Last Call

Daniel Okrent's Last Call, a history of the rise and fall of alcohol prohibition, is a masterpiece.  Of course the writing is great but Okrent is also very good at building the history on a framework of analysis and social science. 

Here is Okrent on Prohibition and the income tax: 

By 1875 fully one-third of federal revenues came from the beer keg and the whiskey bottle, a proportion that would increase in the years ahead and that would come to be described by a temperance leader in 1913, not inaccurately, as "a bribe on the public conscience."

…it would be hard enough to fund the cost of government without the tariff and impossible without a liquor tax. Given that you wouldn't collect much revenue from a liquor tax in a nation where there was no liquor, this might have seemed like an insurmountable problem for the Prohibition movement.  Unless, that is, you could weld the drive for Prohibition to the campaign for another reform, the creation of a tax on incomes.

And here is Okrent on voting law and prohibition.  I'd always understood that prohibition was, in part, an attack by rural WASPs against urban, (often) Catholic, immigrants but I had not realized how much the drys were helped by malapportionment in the state legislatures which gave rural voters greater power than their numbers alone would have suggested.
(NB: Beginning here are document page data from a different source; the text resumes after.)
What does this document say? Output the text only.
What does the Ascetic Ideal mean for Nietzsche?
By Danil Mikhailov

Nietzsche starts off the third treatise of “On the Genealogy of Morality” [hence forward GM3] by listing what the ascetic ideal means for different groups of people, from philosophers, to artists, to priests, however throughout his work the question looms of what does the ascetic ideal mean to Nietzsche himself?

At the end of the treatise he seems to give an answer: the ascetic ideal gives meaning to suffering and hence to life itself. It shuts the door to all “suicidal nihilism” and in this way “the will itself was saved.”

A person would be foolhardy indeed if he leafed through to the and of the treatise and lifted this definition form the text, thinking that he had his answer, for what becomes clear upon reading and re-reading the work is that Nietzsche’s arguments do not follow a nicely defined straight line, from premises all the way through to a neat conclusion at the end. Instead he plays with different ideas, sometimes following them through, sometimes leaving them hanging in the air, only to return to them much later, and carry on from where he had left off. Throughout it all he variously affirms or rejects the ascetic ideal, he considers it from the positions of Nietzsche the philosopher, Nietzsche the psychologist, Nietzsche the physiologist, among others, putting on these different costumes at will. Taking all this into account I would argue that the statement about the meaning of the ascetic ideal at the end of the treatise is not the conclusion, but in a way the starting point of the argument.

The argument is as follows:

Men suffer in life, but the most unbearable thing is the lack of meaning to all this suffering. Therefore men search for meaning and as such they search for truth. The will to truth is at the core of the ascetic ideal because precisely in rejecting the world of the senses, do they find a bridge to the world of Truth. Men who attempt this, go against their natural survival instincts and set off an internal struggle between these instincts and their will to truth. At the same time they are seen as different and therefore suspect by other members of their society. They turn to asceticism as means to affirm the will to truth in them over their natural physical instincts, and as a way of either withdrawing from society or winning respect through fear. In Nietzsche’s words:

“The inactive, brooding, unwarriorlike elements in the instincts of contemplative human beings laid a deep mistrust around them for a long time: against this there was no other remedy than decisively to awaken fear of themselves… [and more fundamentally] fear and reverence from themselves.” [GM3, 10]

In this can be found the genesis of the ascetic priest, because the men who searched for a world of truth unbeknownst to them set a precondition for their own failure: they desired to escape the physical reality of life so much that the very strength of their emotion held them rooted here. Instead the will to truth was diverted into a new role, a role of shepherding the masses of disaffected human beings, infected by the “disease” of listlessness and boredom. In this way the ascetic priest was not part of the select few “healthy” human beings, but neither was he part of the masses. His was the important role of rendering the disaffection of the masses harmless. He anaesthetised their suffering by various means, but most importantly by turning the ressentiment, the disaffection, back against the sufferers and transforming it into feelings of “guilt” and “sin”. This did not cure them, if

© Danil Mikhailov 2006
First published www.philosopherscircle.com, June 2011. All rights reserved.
Statewide wet majorities were rendered irrelevant by the rotten-borough legislatures.  The very same day the citizens of Missouri rejected a dry amendment to the state constitution by a margin of 47 percent dry to 53 percent wet, they elected a legislature that just two months later would ratify the Eighteenth Amendment by a 75 percent to 25 percent margin. In Ohio, the sacred cradle of the ASL, legislative districting and assiduous politicking put ratification over by a combined legislative vote of 105-42; however, when left to their own devices, Ohio voters rejected the very same measure in a referendum.